Alpert went from being a non-observant Jew with no spiritual leanings to an advocate for psychedelic drugs as a path to spiritual enlightenment.
Both he and Leary were fired from Harvard in 1963 as a result of the controversy surrounding their research with LSD and psilocybin mushrooms.
They had a falling out. Timothy Leary became a media star and symbol of the 1960s counterculture, Alpert went to India, found a guru and emerged as Ram Dass, spiritual seeker. Years later, the two reconciled.
Be Here Now, published in 1971, fixed Ram Dass’s reputation as a pioneer in bringing together spiritual and cultural traditions from both East and West.

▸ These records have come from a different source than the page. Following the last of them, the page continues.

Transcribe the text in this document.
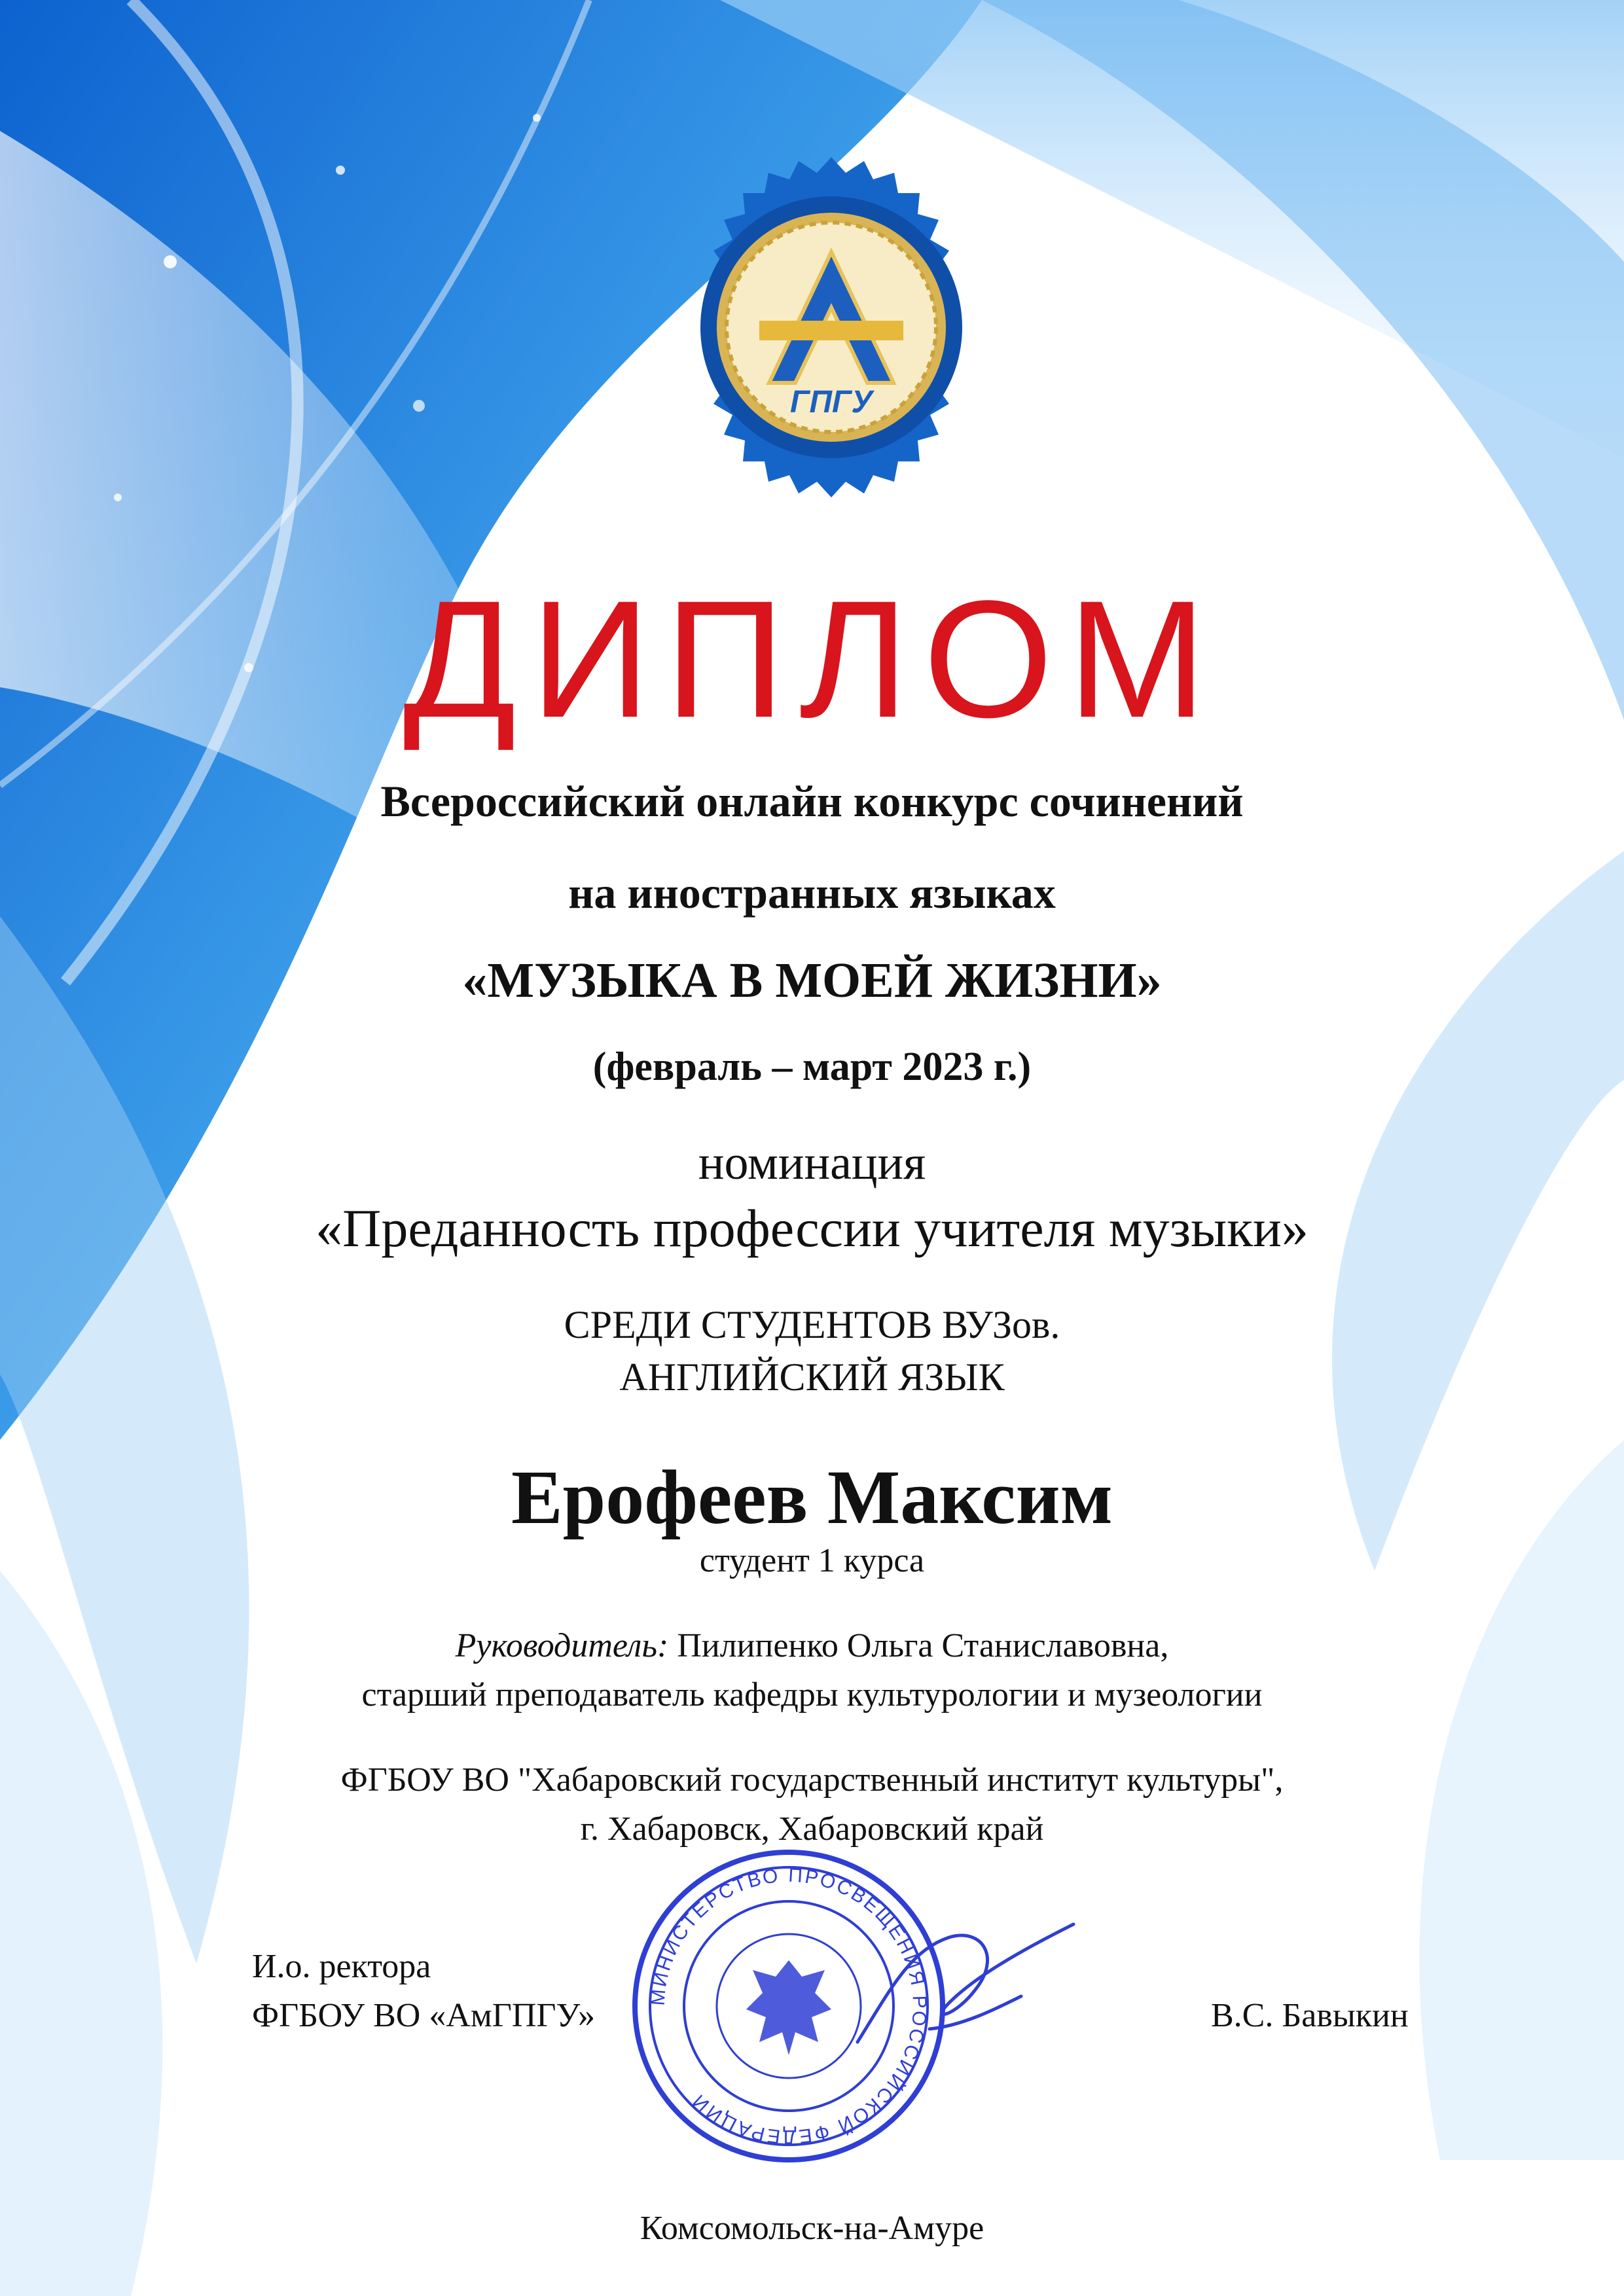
ГПГУ
ДИПЛОМ
Всероссийский онлайн конкурс сочинений
на иностранных языках
«МУЗЫКА В МОЕЙ ЖИЗНИ»
(февраль – март 2023 г.)
номинация
«Преданность профессии учителя музыки»
СРЕДИ СТУДЕНТОВ ВУЗов.
АНГЛИЙСКИЙ ЯЗЫК
Ерофеев Максим
студент 1 курса
Руководитель: Пилипенко Ольга Станиславовна,
старший преподаватель кафедры культурологии и музеологии
ФГБОУ ВО "Хабаровский государственный институт культуры",
г. Хабаровск, Хабаровский край
И.о. ректора
ФГБОУ ВО «АмГПГУ»	В.С. Бавыкин
МИНИСТЕРСТВО ПРОСВЕЩЕНИЯ РОССИЙСКОЙ ФЕДЕРАЦИИ
Комсомольск-на-Амуре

Devoted to searching for enlightenment — and even admitting he wasn’t as enlightened as he thought he was back in the 1970s — Ram Dass lectured and co-founded numerous non-profit foundations during his life, and authored several essays and books, including 1997’s Still Here.
Beginning in the late 1990s, after a stroke, Ram Dass also guided workshops on death and dying, teaching what he called “conscious dying.”
Ram Dass’s other books include The Only Dance There Is (1974), Still Here (2000), and Be Love Now: The Path of the Heart (2010).